Smith was fined 30 percent of his match fee by the International Cricket Council (ICC) for a heated exchange with on-field umpire Ranmore Martinesz in the second Test.
Smith pleaded guilty following their seven-wicket win at the Hagley Oval with ICC determining the Australia captain broke its Code of Conduct by “showing dissent at an umpire’s decision during an international match”.
“I thought I was well within my rights to go up to the umpire and ask him why we didn’t use the real time snicko. I guess out on the field we couldn’t really see a hot spot and I’ve been informed since then, at the (lunch) break just after the incident, that if there is a hot spot they don’t go to real time snicko,” Smith was quoted as saying by Cricket Australia on Tuesday.
“So that was basically what I was doing at the time and that’s deemed to be dissent and I’ll cop that on the chin. I need to be better as a leader. I need to set the example, and that wasn’t good enough I guess.”
The incident happened in the final over before lunch on Day 4 when third umpire Richard Illingworth confirmed Martinesz’s not out ruling to an lbw appeal against Kiwi batsman Kane Williamson. Smith called for a review when Martinesz turned down the Australian’s appeal, with hot spot indicating the batsman had edged the ball onto his pad.
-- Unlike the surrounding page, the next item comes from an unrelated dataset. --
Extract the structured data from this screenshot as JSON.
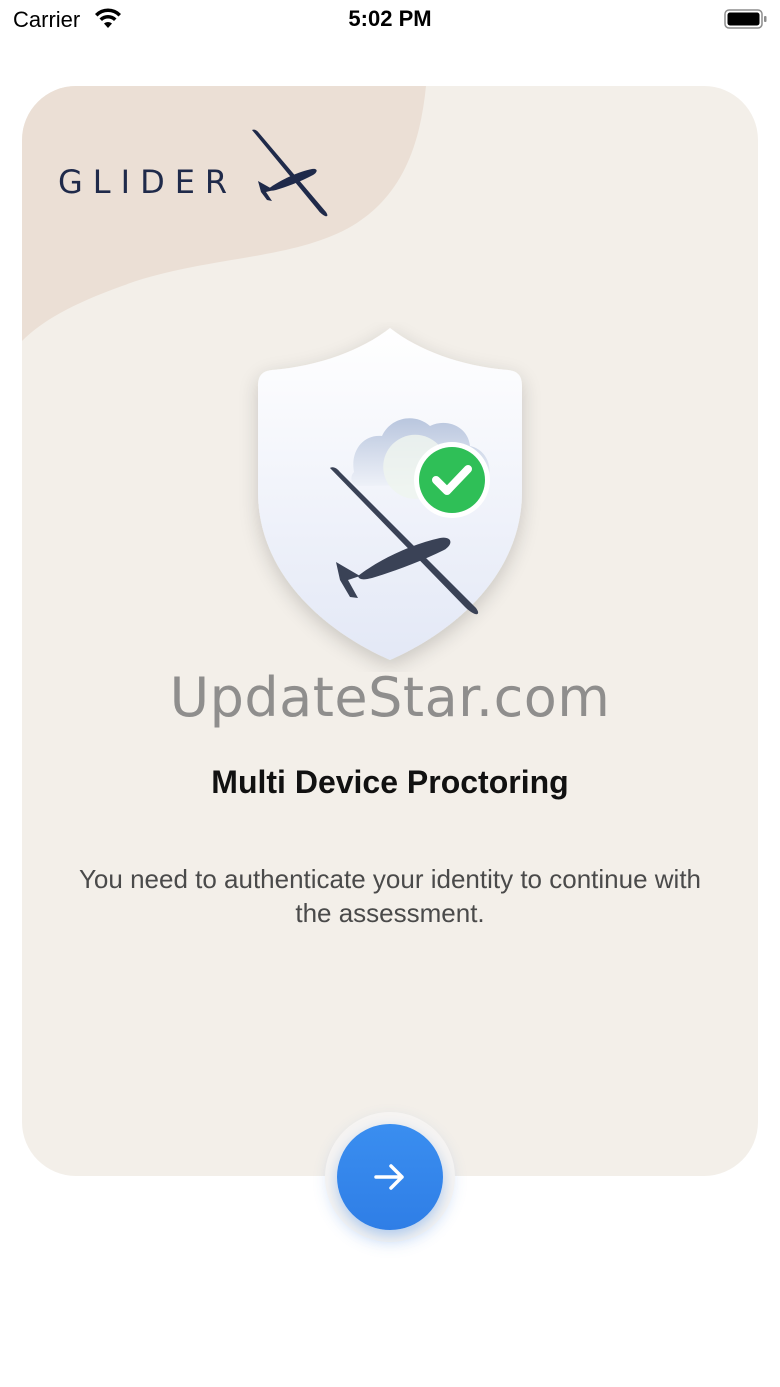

Smith said he felt it was within his rights as the Australian captain to query why the third umpire had not used the real time snicko technology available to him.
Following the third umpire’s ruling, the stump microphone at the non-striker’s end caught fast bowler Josh Hazlewood swearing when venting his frustration while Smith was also animated, shaking his head and turning away after querying Martinesz on the decision.
“We want to play a tough, aggressive brand of cricket and we know there’s a line that we shouldn’t cross and Josh probably crossed that line,” the 26-year-old said.
“I’ve also just been fined as well so that’s disappointing. I’m the leader of this team. For me it was about questioning the umpire and the process of what was happening. I’ve been fined and I’ve got to set a better example as the leader of this team.”